One of the Bank of Japan’s mandates is currency control, so its actions are key to the yen. The BoJ has sometimes intervened directly in foreign exchange markets, generally to lower the value of the yen, although it often refrains from doing so due to political concerns of its main trading partners. The BoJ’s ultra-loose monetary policy between 2013 and 2024 caused the Yen to depreciate against its major currency peers due to increasing policy divergence between the Bank of Japan and other major central banks. Recently, the gradual unwinding of this ultra-loose policy has provided some support to the yen.

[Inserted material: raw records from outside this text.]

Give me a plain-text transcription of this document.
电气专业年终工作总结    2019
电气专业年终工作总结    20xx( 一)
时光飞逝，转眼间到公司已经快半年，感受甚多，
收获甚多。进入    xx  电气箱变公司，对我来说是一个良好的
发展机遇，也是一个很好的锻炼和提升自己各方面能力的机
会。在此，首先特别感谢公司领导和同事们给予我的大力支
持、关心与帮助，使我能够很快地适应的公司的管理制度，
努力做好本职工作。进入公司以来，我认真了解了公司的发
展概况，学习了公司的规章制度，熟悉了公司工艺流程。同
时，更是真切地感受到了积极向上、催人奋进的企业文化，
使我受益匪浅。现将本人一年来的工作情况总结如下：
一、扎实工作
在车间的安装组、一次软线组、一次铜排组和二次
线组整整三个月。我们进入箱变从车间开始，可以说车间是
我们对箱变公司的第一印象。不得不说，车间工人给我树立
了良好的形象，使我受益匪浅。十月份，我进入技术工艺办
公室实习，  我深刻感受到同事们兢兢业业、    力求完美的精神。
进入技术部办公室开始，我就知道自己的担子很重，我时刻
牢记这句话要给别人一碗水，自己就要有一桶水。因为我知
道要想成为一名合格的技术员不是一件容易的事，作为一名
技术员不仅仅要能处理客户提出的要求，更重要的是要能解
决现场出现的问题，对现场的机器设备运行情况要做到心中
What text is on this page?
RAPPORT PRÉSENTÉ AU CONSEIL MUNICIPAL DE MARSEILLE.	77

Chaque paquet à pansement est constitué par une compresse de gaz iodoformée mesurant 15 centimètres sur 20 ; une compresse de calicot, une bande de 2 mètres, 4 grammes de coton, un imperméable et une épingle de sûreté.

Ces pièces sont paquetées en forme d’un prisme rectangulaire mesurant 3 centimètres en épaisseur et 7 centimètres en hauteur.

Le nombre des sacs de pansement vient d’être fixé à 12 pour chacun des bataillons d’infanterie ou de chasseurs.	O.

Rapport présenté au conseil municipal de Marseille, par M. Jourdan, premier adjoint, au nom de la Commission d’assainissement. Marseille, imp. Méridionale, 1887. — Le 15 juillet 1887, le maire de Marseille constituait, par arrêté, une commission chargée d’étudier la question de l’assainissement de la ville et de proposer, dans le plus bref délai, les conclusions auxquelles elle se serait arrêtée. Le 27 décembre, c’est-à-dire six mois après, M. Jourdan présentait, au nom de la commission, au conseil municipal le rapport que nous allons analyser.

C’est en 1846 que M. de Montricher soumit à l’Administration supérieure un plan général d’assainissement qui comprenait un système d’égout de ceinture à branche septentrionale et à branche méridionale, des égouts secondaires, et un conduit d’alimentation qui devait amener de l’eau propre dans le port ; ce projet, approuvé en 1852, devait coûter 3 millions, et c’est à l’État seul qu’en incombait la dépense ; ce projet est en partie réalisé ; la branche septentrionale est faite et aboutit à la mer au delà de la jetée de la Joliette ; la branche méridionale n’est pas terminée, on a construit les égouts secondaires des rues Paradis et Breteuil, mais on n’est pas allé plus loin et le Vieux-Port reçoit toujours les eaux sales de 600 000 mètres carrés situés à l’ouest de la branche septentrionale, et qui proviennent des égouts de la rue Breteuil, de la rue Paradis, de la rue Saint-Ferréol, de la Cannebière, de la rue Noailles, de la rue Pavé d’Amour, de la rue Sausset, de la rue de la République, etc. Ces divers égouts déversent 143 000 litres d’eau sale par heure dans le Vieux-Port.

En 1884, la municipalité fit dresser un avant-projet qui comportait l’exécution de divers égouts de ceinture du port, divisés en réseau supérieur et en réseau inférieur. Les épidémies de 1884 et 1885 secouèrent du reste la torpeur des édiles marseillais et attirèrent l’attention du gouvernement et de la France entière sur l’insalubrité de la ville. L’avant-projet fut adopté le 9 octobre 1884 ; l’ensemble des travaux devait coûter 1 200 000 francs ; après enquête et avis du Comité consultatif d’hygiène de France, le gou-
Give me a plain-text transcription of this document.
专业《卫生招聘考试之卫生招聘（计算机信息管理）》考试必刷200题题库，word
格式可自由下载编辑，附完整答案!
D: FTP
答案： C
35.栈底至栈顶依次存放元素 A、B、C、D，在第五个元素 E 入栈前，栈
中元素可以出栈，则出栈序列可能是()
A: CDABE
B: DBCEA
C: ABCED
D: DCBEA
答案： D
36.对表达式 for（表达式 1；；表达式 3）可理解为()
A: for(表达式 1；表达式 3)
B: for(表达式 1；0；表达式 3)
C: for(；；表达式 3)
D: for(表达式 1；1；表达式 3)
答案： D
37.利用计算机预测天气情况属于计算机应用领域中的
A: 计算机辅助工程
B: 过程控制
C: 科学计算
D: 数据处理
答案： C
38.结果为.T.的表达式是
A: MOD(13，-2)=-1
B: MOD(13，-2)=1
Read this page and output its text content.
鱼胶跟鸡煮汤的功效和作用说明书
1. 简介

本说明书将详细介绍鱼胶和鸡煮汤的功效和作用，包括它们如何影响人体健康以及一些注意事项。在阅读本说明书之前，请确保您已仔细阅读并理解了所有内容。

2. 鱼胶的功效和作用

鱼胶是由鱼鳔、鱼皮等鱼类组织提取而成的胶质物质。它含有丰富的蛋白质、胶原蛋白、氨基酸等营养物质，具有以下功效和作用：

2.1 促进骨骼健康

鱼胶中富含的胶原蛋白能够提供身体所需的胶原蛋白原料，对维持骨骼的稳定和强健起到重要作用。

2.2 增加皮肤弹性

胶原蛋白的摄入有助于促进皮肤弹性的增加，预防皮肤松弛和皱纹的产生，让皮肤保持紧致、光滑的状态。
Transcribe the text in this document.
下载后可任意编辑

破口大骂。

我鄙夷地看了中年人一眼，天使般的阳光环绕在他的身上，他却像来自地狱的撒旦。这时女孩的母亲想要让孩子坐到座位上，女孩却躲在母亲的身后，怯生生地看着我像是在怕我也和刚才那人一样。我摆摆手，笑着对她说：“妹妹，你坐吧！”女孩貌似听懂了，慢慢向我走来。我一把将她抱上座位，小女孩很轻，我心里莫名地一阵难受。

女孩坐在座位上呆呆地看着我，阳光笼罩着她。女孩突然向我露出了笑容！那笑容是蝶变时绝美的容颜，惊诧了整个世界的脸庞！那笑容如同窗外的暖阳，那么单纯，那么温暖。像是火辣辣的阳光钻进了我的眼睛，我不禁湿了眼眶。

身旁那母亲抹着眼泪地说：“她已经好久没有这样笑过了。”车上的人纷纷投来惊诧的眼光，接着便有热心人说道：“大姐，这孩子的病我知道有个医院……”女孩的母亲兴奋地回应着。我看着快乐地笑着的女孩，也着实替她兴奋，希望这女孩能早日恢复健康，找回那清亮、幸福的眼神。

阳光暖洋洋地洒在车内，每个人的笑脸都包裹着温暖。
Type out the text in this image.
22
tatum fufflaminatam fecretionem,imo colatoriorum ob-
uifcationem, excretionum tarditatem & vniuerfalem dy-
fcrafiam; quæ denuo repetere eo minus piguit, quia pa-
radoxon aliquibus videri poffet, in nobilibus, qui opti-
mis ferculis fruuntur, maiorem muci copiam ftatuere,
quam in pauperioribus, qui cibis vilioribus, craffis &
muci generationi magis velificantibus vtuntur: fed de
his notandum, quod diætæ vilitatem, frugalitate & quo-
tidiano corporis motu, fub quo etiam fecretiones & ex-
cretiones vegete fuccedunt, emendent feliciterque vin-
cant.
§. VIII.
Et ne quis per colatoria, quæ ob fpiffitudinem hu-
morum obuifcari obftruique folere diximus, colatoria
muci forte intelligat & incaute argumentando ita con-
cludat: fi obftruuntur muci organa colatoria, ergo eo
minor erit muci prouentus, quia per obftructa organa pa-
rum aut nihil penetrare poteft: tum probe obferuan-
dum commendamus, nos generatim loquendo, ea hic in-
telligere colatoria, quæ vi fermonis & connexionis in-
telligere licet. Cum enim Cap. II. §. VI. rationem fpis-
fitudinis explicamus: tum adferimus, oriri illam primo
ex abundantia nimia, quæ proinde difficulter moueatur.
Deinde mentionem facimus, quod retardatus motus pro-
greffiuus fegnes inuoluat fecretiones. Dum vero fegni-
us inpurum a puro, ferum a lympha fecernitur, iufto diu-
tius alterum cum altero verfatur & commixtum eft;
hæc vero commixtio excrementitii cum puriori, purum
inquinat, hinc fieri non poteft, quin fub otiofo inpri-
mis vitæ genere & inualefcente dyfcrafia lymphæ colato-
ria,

Over the past decade, the BoJ’s stance of maintaining an ultra-loose monetary policy has led to a growing policy divergence with other central banks, particularly the US Federal Reserve. This supported a widening of the spread between the 10-year US and Japanese bonds, which favored the US dollar against the Japanese yen. The BoJ’s decision in 2024 to gradually abandon ultra-loose policy, combined with interest rate cuts by other major central banks, narrows this gap.
The Japanese yen is often seen as a safe haven investment. This means that in times of market stress, investors are more likely to put their money into the Japanese currency due to its perceived reliability and stability. Turbulent times are likely to strengthen the yen’s value against other currencies considered riskier to invest in.